This repository holds skeleton code for a servicing application that is deployed on AWS.
The CI pipeline is implemented with GitHub Actions. On AWS, a dedicated CI account is deployed which manages CI/CD related processes. The GitHub OIDC provider is deployed in this account.
Due to security requirements, the AWS account to which the resources are deployed is isolated from the CI account. Authentication to this account is provided via role-chaining.
Another peculiar feature of the CI pipeline is the dynamic generation of the terraform backend configuration, implemented as a bash script (generate_backend.sh). This is to prevent hard-coding the backend S3 bucket to allow ease of testing.
The terraform workflow performs validation of the terraform configuration in the various infrastructure modules and runs TFLint against them.
The targeted frontend application is a Next.js web application.
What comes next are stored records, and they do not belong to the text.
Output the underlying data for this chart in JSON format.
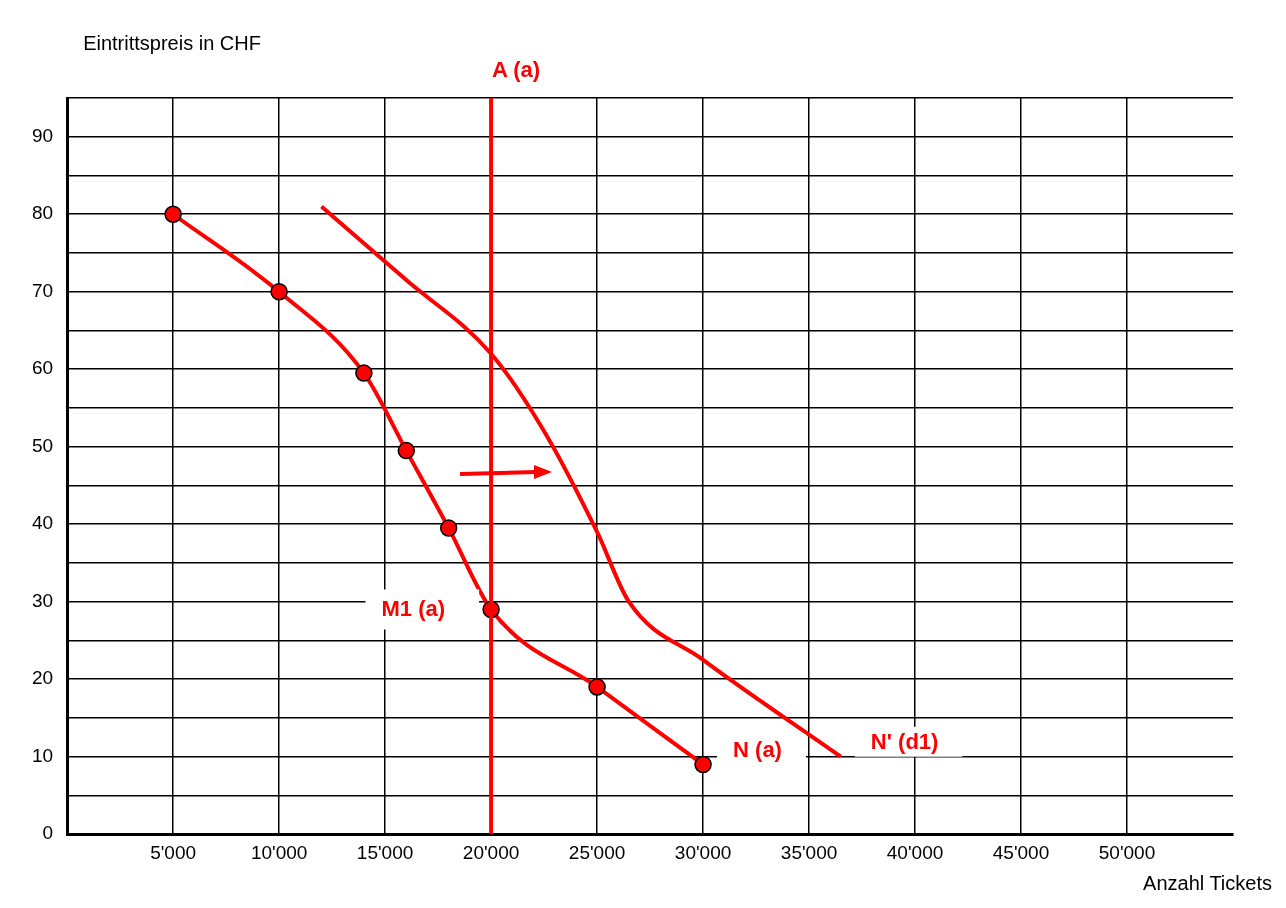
{
  "chart_data": {
    "type": "line",
    "xlabel": "Anzahl Tickets",
    "ylabel": "Eintrittspreis in CHF",
    "xlim": [
      0,
      55000
    ],
    "xticks": [
      {
        "value": 5000,
        "label": "5'000"
      },
      {
        "value": 10000,
        "label": "10'000"
      },
      {
        "value": 15000,
        "label": "15'000"
      },
      {
        "value": 20000,
        "label": "20'000"
      },
      {
        "value": 25000,
        "label": "25'000"
      },
      {
        "value": 30000,
        "label": "30'000"
      },
      {
        "value": 35000,
        "label": "35'000"
      },
      {
        "value": 40000,
        "label": "40'000"
      },
      {
        "value": 45000,
        "label": "45'000"
      },
      {
        "value": 50000,
        "label": "50'000"
      }
    ],
    "ylim": [
      0,
      95
    ],
    "yticks": [
      0,
      {
        "value": 5,
        "label": null
      },
      10,
      {
        "value": 15,
        "label": null
      },
      20,
      {
        "value": 25,
        "label": null
      },
      30,
      {
        "value": 35,
        "label": null
      },
      40,
      {
        "value": 45,
        "label": null
      },
      50,
      {
        "value": 55,
        "label": null
      },
      60,
      {
        "value": 65,
        "label": null
      },
      70,
      {
        "value": 75,
        "label": null
      },
      80,
      {
        "value": 85,
        "label": null
      },
      90,
      {
        "value": 95,
        "label": null
      }
    ],
    "grid": true,
    "legend": false,
    "series": [
      {
        "name": "A (a)",
        "color": "#ff0000",
        "x": [
          20000,
          20000
        ],
        "values": [
          0,
          95
        ],
        "marker": "none"
      },
      {
        "name": "N (a)",
        "color": "#ff0000",
        "x": [
          5000,
          10000,
          14000,
          16000,
          18000,
          20000,
          25000,
          30000
        ],
        "values": [
          80,
          70,
          59.5,
          49.5,
          39.5,
          29,
          19,
          9
        ],
        "marker": "circle"
      },
      {
        "name": "N' (d1)",
        "color": "#ff0000",
        "x": [
          12000,
          16000,
          20000,
          22500,
          25000,
          26500,
          30000,
          36500
        ],
        "values": [
          81,
          71.5,
          62,
          52,
          39,
          30,
          22.5,
          10
        ],
        "marker": "none"
      }
    ],
    "annotations": [
      {
        "text": "M1 (a)",
        "x": 20000,
        "y": 29
      }
    ]
  }
}
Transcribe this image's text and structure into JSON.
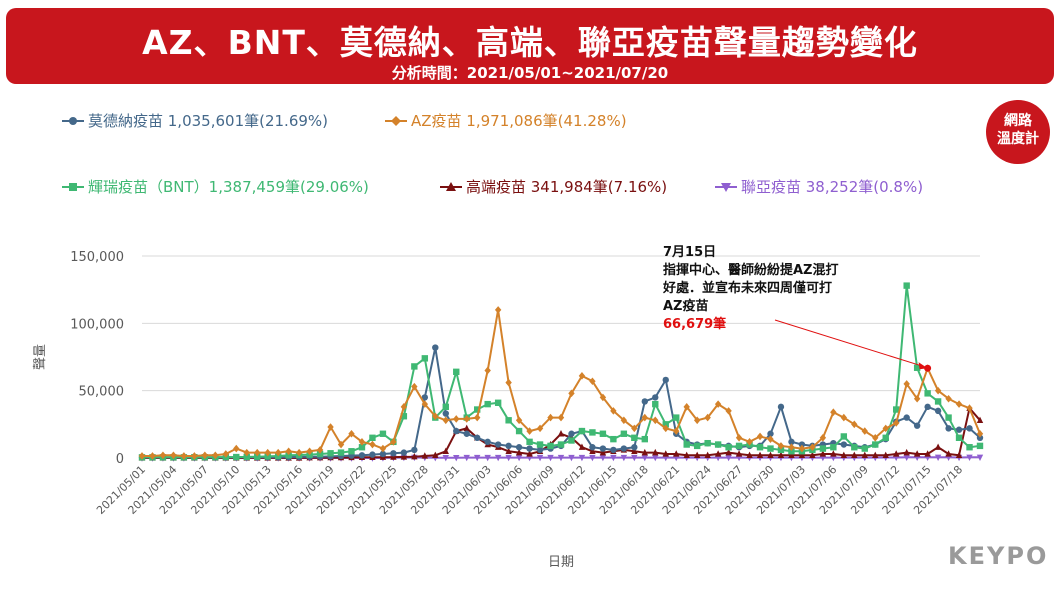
{
  "header": {
    "title": "AZ、BNT、莫德納、高端、聯亞疫苗聲量趨勢變化",
    "subtitle": "分析時間：2021/05/01~2021/07/20"
  },
  "badge": {
    "line1": "網路",
    "line2": "溫度計"
  },
  "logo": "KEYPO",
  "legend": [
    {
      "label": "莫德納疫苗 1,035,601筆(21.69%)",
      "color": "#44688a",
      "marker": "circle"
    },
    {
      "label": "AZ疫苗 1,971,086筆(41.28%)",
      "color": "#d4822a",
      "marker": "diamond"
    },
    {
      "label": "輝瑞疫苗（BNT）1,387,459筆(29.06%)",
      "color": "#3fb873",
      "marker": "square"
    },
    {
      "label": "高端疫苗 341,984筆(7.16%)",
      "color": "#7a1010",
      "marker": "triangle"
    },
    {
      "label": "聯亞疫苗 38,252筆(0.8%)",
      "color": "#8f5fd0",
      "marker": "triangle-down"
    }
  ],
  "annotation": {
    "date": "7月15日",
    "line1": "指揮中心、醫師紛紛提AZ混打",
    "line2": "好處．並宣布未來四周僅可打",
    "line3": "AZ疫苗",
    "value": "66,679筆",
    "value_color": "#e01010"
  },
  "chart_data": {
    "type": "line",
    "xlabel": "日期",
    "ylabel": "聲量",
    "ylim": [
      0,
      150000
    ],
    "yticks": [
      0,
      50000,
      100000,
      150000
    ],
    "ytick_labels": [
      "0",
      "50,000",
      "100,000",
      "150,000"
    ],
    "xtick_labels": [
      "2021/05/01",
      "2021/05/04",
      "2021/05/07",
      "2021/05/10",
      "2021/05/13",
      "2021/05/16",
      "2021/05/19",
      "2021/05/22",
      "2021/05/25",
      "2021/05/28",
      "2021/05/31",
      "2021/06/03",
      "2021/06/06",
      "2021/06/09",
      "2021/06/12",
      "2021/06/15",
      "2021/06/18",
      "2021/06/21",
      "2021/06/24",
      "2021/06/27",
      "2021/06/30",
      "2021/07/03",
      "2021/07/06",
      "2021/07/09",
      "2021/07/12",
      "2021/07/15",
      "2021/07/18"
    ],
    "grid": true,
    "legend_position": "top",
    "series": [
      {
        "name": "莫德納疫苗",
        "color": "#44688a",
        "marker": "circle",
        "values": [
          500,
          500,
          500,
          500,
          500,
          500,
          500,
          500,
          500,
          500,
          500,
          500,
          600,
          600,
          700,
          800,
          900,
          1000,
          1200,
          1500,
          1800,
          2000,
          2500,
          3000,
          3500,
          4000,
          6000,
          45000,
          82000,
          33000,
          20000,
          18000,
          15000,
          12000,
          10000,
          9000,
          8000,
          7000,
          6000,
          7000,
          9000,
          18000,
          20000,
          8000,
          7000,
          6000,
          7000,
          8000,
          42000,
          45000,
          58000,
          18000,
          12000,
          10000,
          11000,
          10000,
          9000,
          8000,
          9000,
          9000,
          18000,
          38000,
          12000,
          10000,
          9000,
          10000,
          11000,
          10000,
          9000,
          8000,
          10000,
          14000,
          27000,
          30000,
          24000,
          38000,
          35000,
          22000,
          21000,
          22000,
          15000
        ]
      },
      {
        "name": "AZ疫苗",
        "color": "#d4822a",
        "marker": "diamond",
        "values": [
          1500,
          1500,
          2000,
          2000,
          1500,
          1500,
          2000,
          2000,
          3000,
          7000,
          4000,
          4000,
          4000,
          4000,
          5000,
          4000,
          5000,
          6000,
          23000,
          10000,
          18000,
          12000,
          10000,
          7000,
          12000,
          38000,
          53000,
          40000,
          31000,
          28000,
          29000,
          29000,
          30000,
          65000,
          110000,
          56000,
          28000,
          20000,
          22000,
          30000,
          30000,
          48000,
          61000,
          57000,
          45000,
          35000,
          28000,
          22000,
          30000,
          28000,
          22000,
          20000,
          38000,
          28000,
          30000,
          40000,
          35000,
          15000,
          12000,
          16000,
          14000,
          9000,
          8000,
          7000,
          8000,
          15000,
          34000,
          30000,
          25000,
          20000,
          15000,
          22000,
          26000,
          55000,
          44000,
          66679,
          50000,
          44000,
          40000,
          37000,
          18000
        ]
      },
      {
        "name": "輝瑞疫苗（BNT）",
        "color": "#3fb873",
        "marker": "square",
        "values": [
          500,
          500,
          500,
          500,
          500,
          600,
          600,
          600,
          700,
          700,
          800,
          1000,
          1200,
          1500,
          2000,
          2200,
          2500,
          3000,
          3500,
          4000,
          5000,
          8000,
          15000,
          18000,
          12000,
          31000,
          68000,
          74000,
          30000,
          38000,
          64000,
          30000,
          36000,
          40000,
          41000,
          28000,
          20000,
          12000,
          10000,
          9000,
          10000,
          13000,
          20000,
          19000,
          18000,
          14000,
          18000,
          15000,
          14000,
          40000,
          25000,
          30000,
          10000,
          9000,
          11000,
          10000,
          8000,
          9000,
          10000,
          8000,
          7000,
          6000,
          5000,
          5000,
          6000,
          7000,
          8000,
          16000,
          8000,
          7000,
          10000,
          15000,
          36000,
          128000,
          67000,
          48000,
          42000,
          30000,
          15000,
          8000,
          9000
        ]
      },
      {
        "name": "高端疫苗",
        "color": "#7a1010",
        "marker": "triangle",
        "values": [
          100,
          100,
          100,
          100,
          100,
          100,
          100,
          100,
          100,
          100,
          100,
          100,
          100,
          100,
          100,
          100,
          200,
          200,
          300,
          300,
          400,
          500,
          500,
          600,
          700,
          800,
          1000,
          1500,
          2000,
          5000,
          20000,
          22000,
          15000,
          10000,
          8000,
          5000,
          4000,
          3000,
          5000,
          10000,
          18000,
          15000,
          8000,
          5000,
          4000,
          5000,
          6000,
          5000,
          4000,
          4000,
          3000,
          3000,
          2000,
          2000,
          2000,
          3000,
          4000,
          3000,
          2000,
          2000,
          2000,
          2000,
          2000,
          2000,
          2000,
          3000,
          3000,
          2000,
          2000,
          2000,
          2000,
          2000,
          3000,
          4000,
          3000,
          3000,
          8000,
          3000,
          2000,
          37000,
          28000
        ]
      },
      {
        "name": "聯亞疫苗",
        "color": "#8f5fd0",
        "marker": "triangle-down",
        "values": [
          0,
          0,
          0,
          0,
          0,
          0,
          0,
          0,
          0,
          0,
          0,
          0,
          0,
          0,
          0,
          0,
          0,
          0,
          0,
          0,
          0,
          0,
          0,
          100,
          200,
          300,
          400,
          300,
          200,
          200,
          200,
          300,
          300,
          300,
          300,
          300,
          300,
          300,
          300,
          300,
          300,
          300,
          300,
          300,
          300,
          300,
          300,
          300,
          300,
          300,
          300,
          300,
          300,
          300,
          300,
          300,
          300,
          300,
          300,
          300,
          300,
          300,
          300,
          300,
          300,
          300,
          300,
          300,
          300,
          300,
          300,
          400,
          400,
          500,
          500,
          500,
          500,
          500,
          400,
          500,
          500
        ]
      }
    ]
  }
}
The source repository and branch are supplied as terraform variables and the source code is pulled from GitHub using a GitHub personal access token (which is also supplied as a variable) for authentication. The frontend application is deployed using the AWS Amplify service.
One caveat of deploying with Amplify is that creating the "app" resource via terraform does not actually deploy the web application. The deployment needs to be triggered, for this a bash script (deploy_frontend.sh) is used.
The deployed backend service consists of an S3 bucket (for storing processed artifacts), 2 DynamoDB tables (one for workload processing and the other for tracking node availability), an SQS queue (to accept requests from the frontend), an SNS topic, an API Gateway REST API, a Lambda layer, and 8 Lambda functions.
The deployment is split into multiple modules to promote code reusability and improve readability and maintainability.
Similar to the frontend application, the source code for the backend service is obtained from GitHub. The source repository is cloned using a bash script which is called from a terraform provisioner.